The blog post announcing that Nature Publishing Group, NPG, has joined OASPA was intended to be a brief news item pointing to NPG’s press release. Including details of the fact that Nature Communications is moving to a fully-open access model was to highlight the additional steps being taken at NPG to expand their Open Access offering. From 20th October 2014 all new submissions would be published as open access in Nature Communications if accepted. Subscription-only content already in the pipeline will still be published and will remain behind a subscription barrier for the whole of 2015, and so the journal won’t be fully OA until 2016.
*** Confusion with NPG goes on ***
*** „Scientific Data“ does not meet all of OASPA’s Criteria ***
The nice thing about OASPA membership is: Publishers only need one journal that complies with OASPA Membership Criteria. If it turns out the first selected showcase journal does not make it, another one is presented: „Scientific Data“.

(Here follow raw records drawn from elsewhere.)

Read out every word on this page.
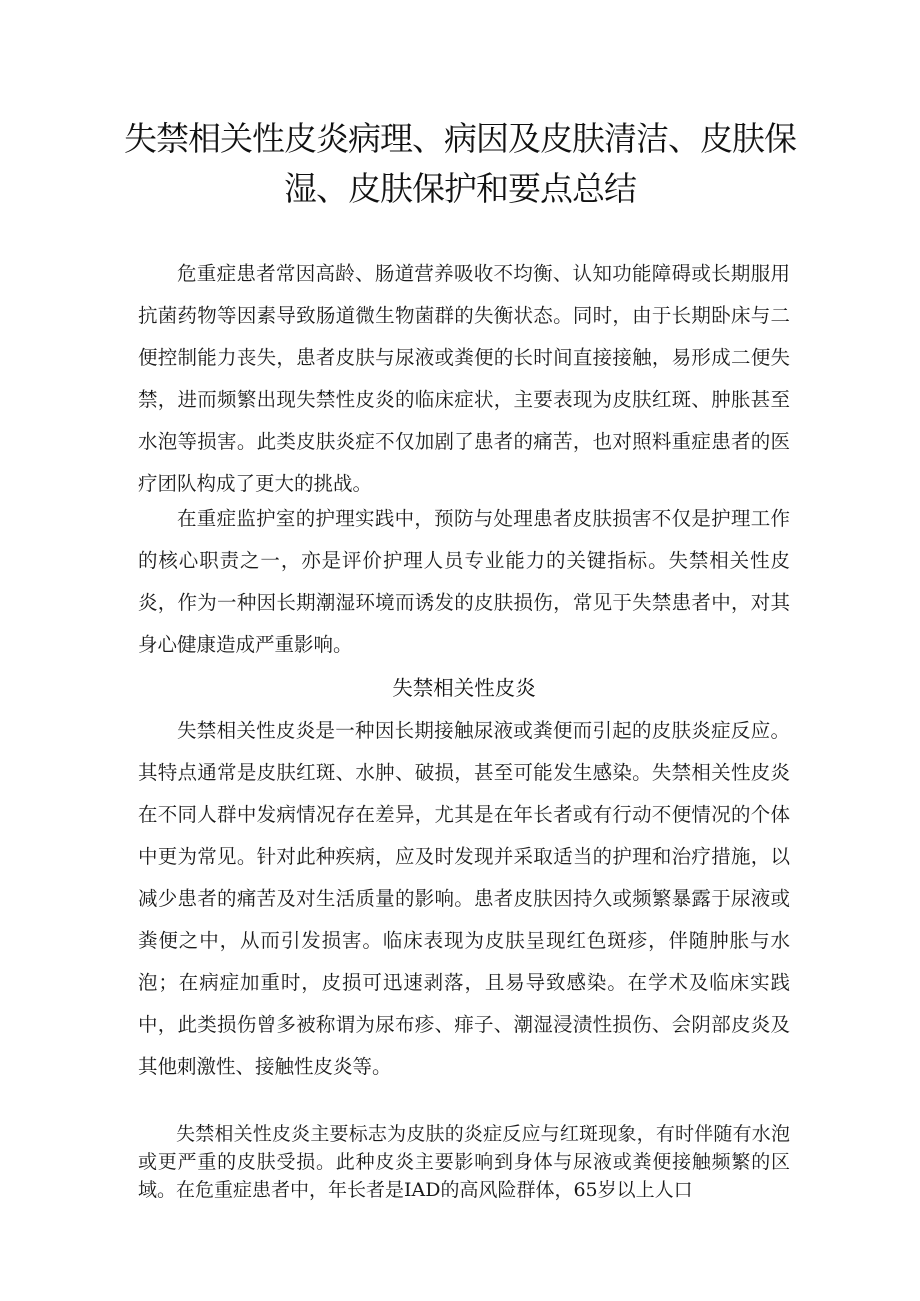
失禁相关性皮炎病理、病因及皮肤清洁、皮肤保湿、皮肤保护和要点总结

危重症患者常因高龄、肠道营养吸收不均衡、认知功能障碍或长期服用抗菌药物等因素导致肠道微生物菌群的失衡状态。同时，由于长期卧床与二便控制能力丧失，患者皮肤与尿液或粪便的长时间直接接触，易形成二便失禁，进而频繁出现失禁性皮炎的临床症状，主要表现为皮肤红斑、肿胀甚至水泡等损害。此类皮肤炎症不仅加剧了患者的痛苦，也对照料重症患者的医疗团队构成了更大的挑战。

在重症监护室的护理实践中，预防与处理患者皮肤损害不仅是护理工作的核心职责之一，亦是评价护理人员专业能力的关键指标。失禁相关性皮炎，作为一种因长期潮湿环境而诱发的皮肤损伤，常见于失禁患者中，对其身心健康造成严重影响。

失禁相关性皮炎

失禁相关性皮炎是一种因长期接触尿液或粪便而引起的皮肤炎症反应。其特点通常是皮肤红斑、水肿、破损，甚至可能发生感染。失禁相关性皮炎在不同人群中发病情况存在差异，尤其是在年长者或有行动不便情况的个体中更为常见。针对此种疾病，应及时发现并采取适当的护理和治疗措施，以减少患者的痛苦及对生活质量的影响。患者皮肤因持久或频繁暴露于尿液或粪便之中，从而引发损害。临床表现为皮肤呈现红色斑疹，伴随肿胀与水泡；在病症加重时，皮损可迅速剥落，且易导致感染。在学术及临床实践中，此类损伤曾多被称谓为尿布疹、痱子、潮湿浸渍性损伤、会阴部皮炎及其他刺激性、接触性皮炎等。

失禁相关性皮炎主要标志为皮肤的炎症反应与红斑现象，有时伴随有水泡或更严重的皮肤受损。此种皮炎主要影响到身体与尿液或粪便接触频繁的区域。在危重症患者中，年长者是IAD的高风险群体，65岁以上人口
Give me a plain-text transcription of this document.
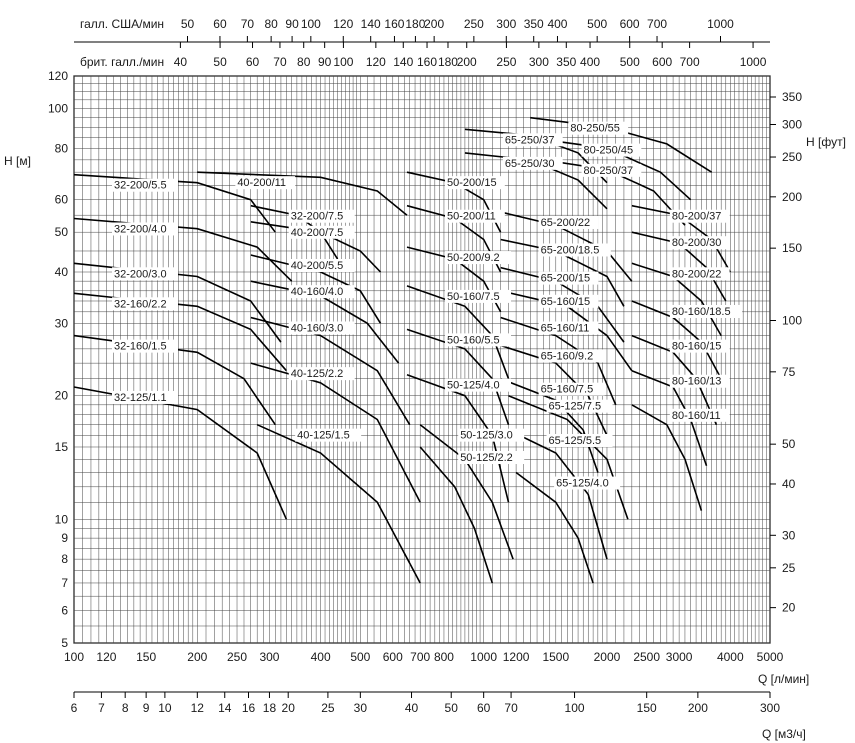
32-200/5.5
32-200/4.0
32-200/3.0
32-160/2.2
32-160/1.5
32-125/1.1
32-200/7.5
40-200/11
40-200/7.5
40-200/5.5
40-160/4.0
40-160/3.0
40-125/2.2
40-125/1.5
50-200/15
50-200/11
50-200/9.2
50-160/7.5
50-160/5.5
50-125/4.0
50-125/3.0
50-125/2.2
65-250/37
65-250/30
65-200/22
65-200/18.5
65-200/15
65-160/15
65-160/11
65-160/9.2
65-160/7.5
65-125/7.5
65-125/5.5
65-125/4.0
80-250/55
80-250/45
80-250/37
80-200/37
80-200/30
80-200/22
80-160/18.5
80-160/15
80-160/13
80-160/11
100 120 150	200 250 300	400 500 600 700 800 1000 1200 1500 2000 2500 3000 4000 5000
5
6
7
8
9
10
15
20
30
40
50
60
80
100
120
20
25
30
40
50
75
100
150
200
250
300
350
6 7 8 9 10 12 14 16 18 20 25 30	40 50 60 70	100	150	200	300
50 60 70 80 90 100 120 140 160 180
200 250 300 350 400 500 600 700	1000
40 50 60 70 80 90 100 120 140 160 180
200 250 300 350 400 500 600 700	1000
H [м]
H [фут]
Q [л/мин]
Q [м3/ч]
галл. США/мин
брит. галл./мин
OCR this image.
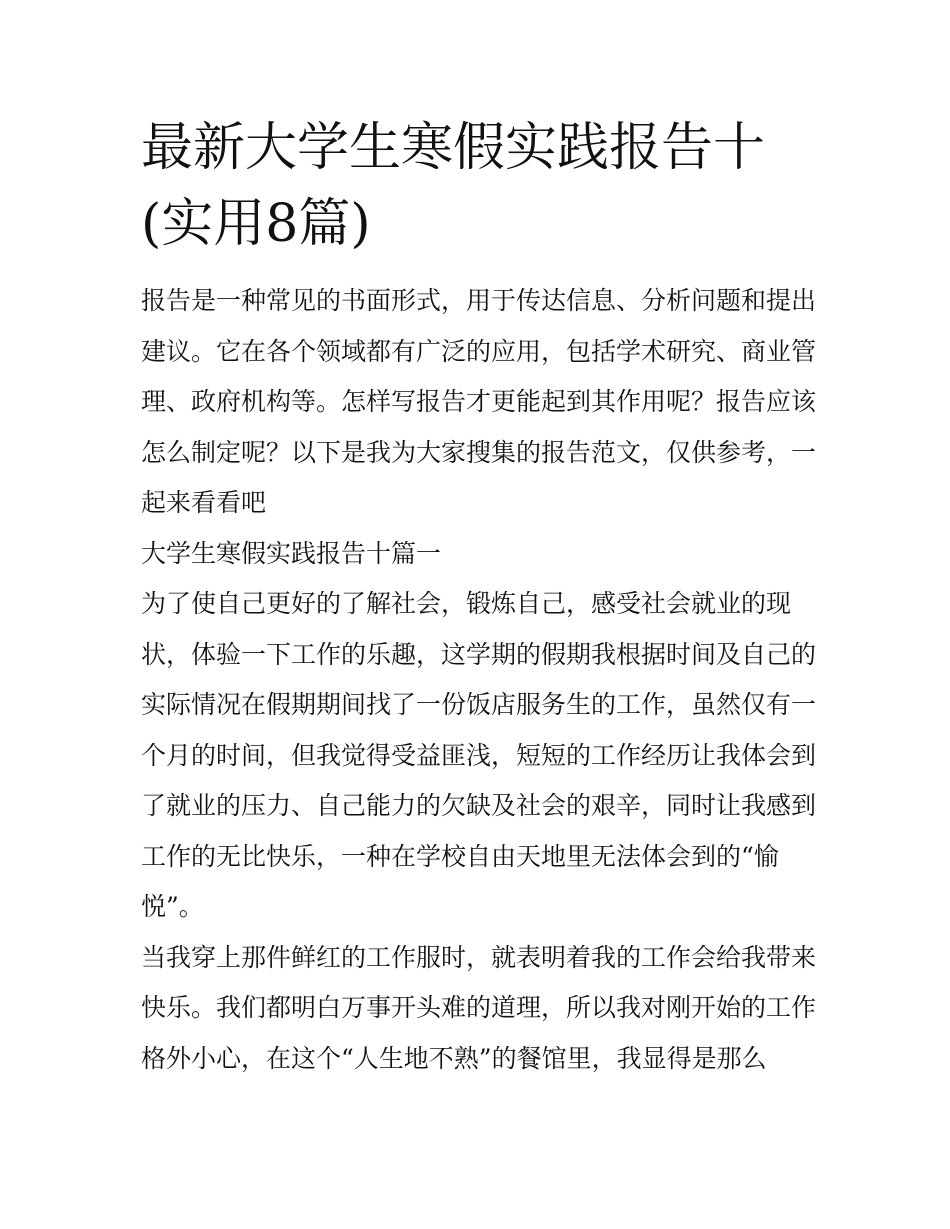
最新大学生寒假实践报告十(实用8篇)

报告是一种常见的书面形式，用于传达信息、分析问题和提出建议。它在各个领域都有广泛的应用，包括学术研究、商业管理、政府机构等。怎样写报告才更能起到其作用呢？报告应该怎么制定呢？以下是我为大家搜集的报告范文，仅供参考，一起来看看吧

大学生寒假实践报告十篇一

为了使自己更好的了解社会，锻炼自己，感受社会就业的现状，体验一下工作的乐趣，这学期的假期我根据时间及自己的实际情况在假期期间找了一份饭店服务生的工作，虽然仅有一个月的时间，但我觉得受益匪浅，短短的工作经历让我体会到了就业的压力、自己能力的欠缺及社会的艰辛，同时让我感到工作的无比快乐，一种在学校自由天地里无法体会到的“愉悦”。

当我穿上那件鲜红的工作服时，就表明着我的工作会给我带来快乐。我们都明白万事开头难的道理，所以我对刚开始的工作格外小心，在这个“人生地不熟”的餐馆里，我显得是那么
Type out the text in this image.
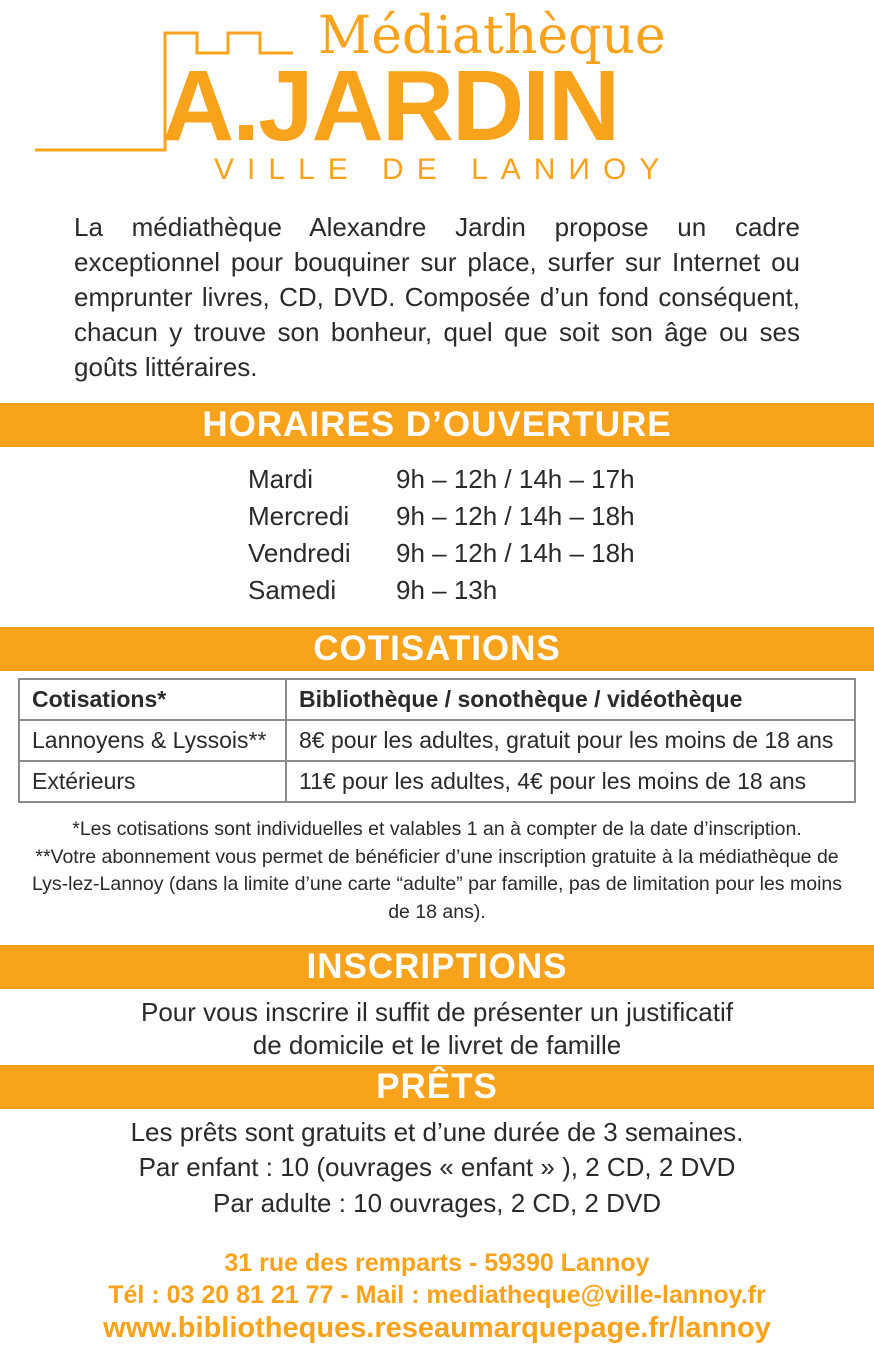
Médiathèque
A.JARDIN
VILLE DE LANИOY

La médiathèque Alexandre Jardin propose un cadre exceptionnel pour bouquiner sur place, surfer sur Internet ou emprunter livres, CD, DVD. Composée d’un fond conséquent, chacun y trouve son bonheur, quel que soit son âge ou ses goûts littéraires.

HORAIRES D’OUVERTURE
Mardi	9h – 12h / 14h – 17h
Mercredi	9h – 12h / 14h – 18h
Vendredi	9h – 12h / 14h – 18h
Samedi	9h – 13h
COTISATIONS
Cotisations*	Bibliothèque / sonothèque / vidéothèque
Lannoyens & Lyssois**	8€ pour les adultes, gratuit pour les moins de 18 ans
Extérieurs	11€ pour les adultes, 4€ pour les moins de 18 ans

*Les cotisations sont individuelles et valables 1 an à compter de la date d’inscription.

**Votre abonnement vous permet de bénéficier d’une inscription gratuite à la médiathèque de Lys-lez-Lannoy (dans la limite d’une carte “adulte” par famille, pas de limitation pour les moins de 18 ans).

INSCRIPTIONS
Pour vous inscrire il suffit de présenter un justificatif
de domicile et le livret de famille
PRÊTS
Les prêts sont gratuits et d’une durée de 3 semaines.
Par enfant : 10 (ouvrages « enfant » ), 2 CD, 2 DVD
Par adulte : 10 ouvrages, 2 CD, 2 DVD
31 rue des remparts - 59390 Lannoy
Tél : 03 20 81 21 77 - Mail : mediatheque@ville-lannoy.fr
www.bibliotheques.reseaumarquepage.fr/lannoy
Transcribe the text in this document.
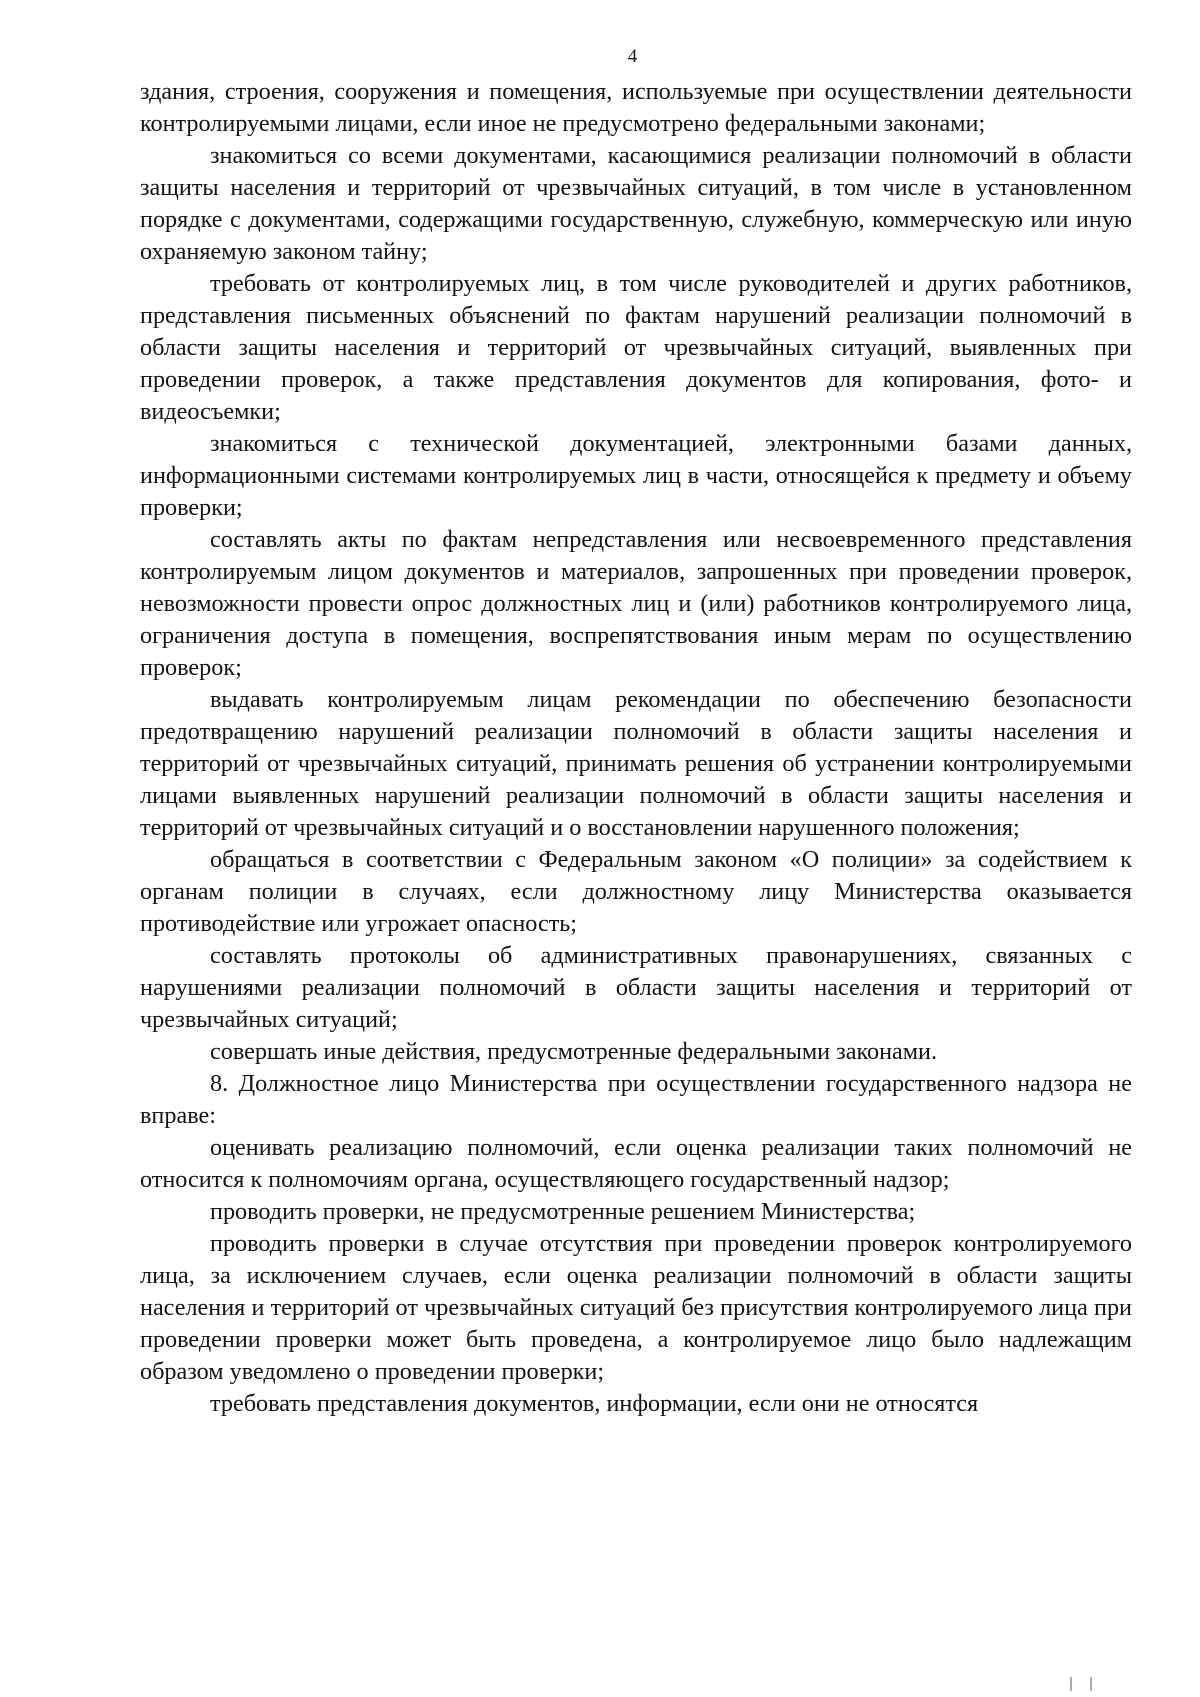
4

здания, строения, сооружения и помещения, используемые при осуществлении деятельности контролируемыми лицами, если иное не предусмотрено федеральными законами;

знакомиться со всеми документами, касающимися реализации полномочий в области защиты населения и территорий от чрезвычайных ситуаций, в том числе в установленном порядке с документами, содержащими государственную, служебную, коммерческую или иную охраняемую законом тайну;

требовать от контролируемых лиц, в том числе руководителей и других работников, представления письменных объяснений по фактам нарушений реализации полномочий в области защиты населения и территорий от чрезвычайных ситуаций, выявленных при проведении проверок, а также представления документов для копирования, фото- и видеосъемки;

знакомиться с технической документацией, электронными базами данных, информационными системами контролируемых лиц в части, относящейся к предмету и объему проверки;

составлять акты по фактам непредставления или несвоевременного представления контролируемым лицом документов и материалов, запрошенных при проведении проверок, невозможности провести опрос должностных лиц и (или) работников контролируемого лица, ограничения доступа в помещения, воспрепятствования иным мерам по осуществлению проверок;

выдавать контролируемым лицам рекомендации по обеспечению безопасности предотвращению нарушений реализации полномочий в области защиты населения и территорий от чрезвычайных ситуаций, принимать решения об устранении контролируемыми лицами выявленных нарушений реализации полномочий в области защиты населения и территорий от чрезвычайных ситуаций и о восстановлении нарушенного положения;

обращаться в соответствии с Федеральным законом «О полиции» за содействием к органам полиции в случаях, если должностному лицу Министерства оказывается противодействие или угрожает опасность;

составлять протоколы об административных правонарушениях, связанных с нарушениями реализации полномочий в области защиты населения и территорий от чрезвычайных ситуаций;

совершать иные действия, предусмотренные федеральными законами.

8. Должностное лицо Министерства при осуществлении государственного надзора не вправе:

оценивать реализацию полномочий, если оценка реализации таких полномочий не относится к полномочиям органа, осуществляющего государственный надзор;

проводить проверки, не предусмотренные решением Министерства;

проводить проверки в случае отсутствия при проведении проверок контролируемого лица, за исключением случаев, если оценка реализации полномочий в области защиты населения и территорий от чрезвычайных ситуаций без присутствия контролируемого лица при проведении проверки может быть проведена, а контролируемое лицо было надлежащим образом уведомлено о проведении проверки;

требовать представления документов, информации, если они не относятся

The nice thing about logic is that I only need to find one of OASPA’s criteria the journal does not meet and it is out and with it the publisher.
„Scientific Data“ does NOT meet this: “A journal’s plan for electronic backup and preservation of access to the journal content (for example, access to main articles via CLOCKSS or PubMedCentral) in the event a journal is no longer published shall be clearly indicated.“
The closest „Scientific Data“ / NPG gets to preservation is with this: http://www.nature.com/authors/open_access/about_open_access.html#Self-archiving
But “Self-archiving and manuscript deposition” has nothing to do with electronic backup, preservation and archiving. Well, it is stated “NPG automatically deposits all open access papers in PubMed Central on publication” and I admit, DOAJ offers also “PMC/Europe PMC/PMC Canada” under its question 23 about “digital archiving policy”, but PMC will only accept medical articles and is hence not suited for archiving of a multi disciplinary journal like „Scientific Data“. NPG needs to sign e.g. an agreement with LOCKSS, CLOCKSS, Portico, or a national library.
“Full members of OASPA acknowledge a common interpretation of Open Access publishing that includes the following components …” (see: https://oaspa.org/membership/membership-criteria).
NPG interprets Open Access differently from what OASPA requires. NPG writes about its journal “Nature Communications“: “The transition to fully open access publishing establishes [note: present tense] Nature Communications as the flagship Nature-branded open access journal” (http://www.nature.com/ncomms/2014/141020/ncomms6523/full/ncomms6523.html).
As Claire states above: “the journal won’t be fully OA until 2016“ and even at that time the journal will not meet the OA definition „… and distribute derivative works … for any responsible purpose“ with CC BY-NC-ND.
OSAPA’s desire to take prestigious NPG on board and to harvest some of this prestige for itself continuously results in bona fide checks along published criteria.
NPG lacks a solid history of OA publishing and even of understanding of the OA definition. Nevertheless, it is not shy to judge about membership applications from other by occupying a seat on OASPA’s Membership Committee.